Published: 23rd September 2018 11:25 AM  |   Last Updated: 23rd September 2018 11:25 AM   |  A+A-

Artwork by Mayank Shyam,

The best in anything emerges within an environment of sovereignty. In art, a practice that thrives on creativity, ingenuity, innovation and imagination, defending artistic freedom in an environment of increasing auditing, is not only important but imperative. But much too often we limit art. How? Simply by defining meaning to it, done frequently through thematizing. The utopian ‘best’ of an artist seizes to emerge in this case. What comes to surface is a restrictive best.

Defending this artistic liberty is potter Rahul Kumar, who has conceptualized an exhibition, Ascending Roots, sans a framework of ‘theme’.

 Curator Rahul Kumar, artwork by Jignesh

Ten indigenous and urban artists are fostering dialogue based on passionate artistry. Joining Kumar on this project is Anubhav Nath, Director, Ojas Art Gallery. The context in which the works are set is clearly defined by the title, Ascending Roots. “Roots normally go downwards. Their purpose is to provide strength. But to succeed, one must fly. An ideal wish is to get deep roots and large wings, thus referencing growth along with rising strength,” says Kumar.

The term roots also refers to folk and tribal traditions that Ojas Art Gallery has been working closely with. An example of this is seen in their Satrangi annual exhibit at Jaipur Literature Festival. Every year, the gallery scouts for tribal or folk artists, promotes and highlights their work through the year, and then showcases their effort at the literature festival. An award is also given to an indigenous tradition celebrating their uniqueness. This year, for instance, has been dedicated to Bhil art.

Each work in Ascending Roots is widely differentiated from the other in terms of the pouring of the self. The theory lies in the maker’s unique renditioning. It’s for the viewers to see if they can find the strong existential reason behind them.

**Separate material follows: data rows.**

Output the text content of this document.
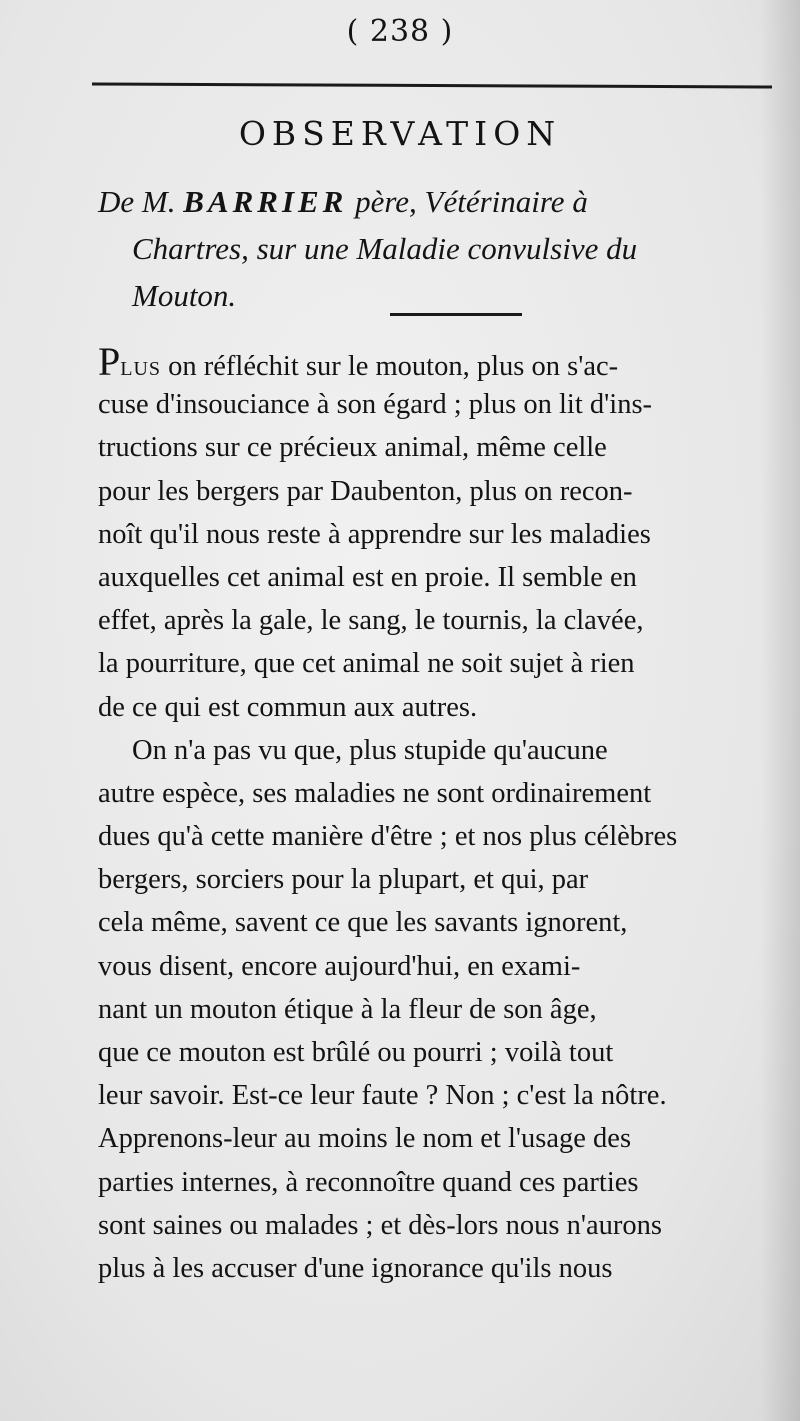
( 238 )
OBSERVATION
De M. BARRIER père, Vétérinaire à
Chartres, sur une Maladie convulsive du
Mouton.
PLUS on réfléchit sur le mouton, plus on s'ac-
cuse d'insouciance à son égard ; plus on lit d'ins-
tructions sur ce précieux animal, même celle
pour les bergers par Daubenton, plus on recon-
noît qu'il nous reste à apprendre sur les maladies
auxquelles cet animal est en proie. Il semble en
effet, après la gale, le sang, le tournis, la clavée,
la pourriture, que cet animal ne soit sujet à rien
de ce qui est commun aux autres.
On n'a pas vu que, plus stupide qu'aucune
autre espèce, ses maladies ne sont ordinairement
dues qu'à cette manière d'être ; et nos plus célèbres
bergers, sorciers pour la plupart, et qui, par
cela même, savent ce que les savants ignorent,
vous disent, encore aujourd'hui, en exami-
nant un mouton étique à la fleur de son âge,
que ce mouton est brûlé ou pourri ; voilà tout
leur savoir. Est-ce leur faute ? Non ; c'est la nôtre.
Apprenons-leur au moins le nom et l'usage des
parties internes, à reconnoître quand ces parties
sont saines ou malades ; et dès-lors nous n'aurons
plus à les accuser d'une ignorance qu'ils nous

Whether it’s urban traditions or indigenous, both don a contemporary veil. They’re set in modern day with comments and concerns about the present time. Every artist is acutely aware of the social reality that surrounds him. There is also a certain uniformity in perspective. For instance, subjects like gender equality and care for ecology are common threads. The difference is in the style through which they talk about these issues.

For instance, Mayank Shyam paints ideas close to nature and seasons. In his painting, characteristic features of Gond, a folk and tribal tradition, is visible through the inner and outer lines, dots, dappling, and use of colours. The thought, however, talks of a contemporary issue.

Then there are artists like Abhishek Verma, whose concerns revolve around the idea of socio-political conditioning and personal insecurities. He has tried to transmute these together in his works with reference to popular idioms, myths and stories.

Artist Jignesh Panchal’s practice references to his cultural atmosphere as he grew in a very dense, intensely vernacular atmosphere, and He uses urban elements from city life as a multi-layered idiom.
Artist Shahanshah Mittal, on the other hand, comes from a small village. “His works are a reflection of his soft spokenness,” says Kumar. They are minimalistic, monochromatic, abstract, and fully open to interpretation, he adds.

Whether it’s the traditional language that these artists speak or a modern one, the narrative is the same, hyper-relevant and utterly stimulating.  September 30: 11 am to 7 pm, at Ojas Art, 1AQ, Mehrauli.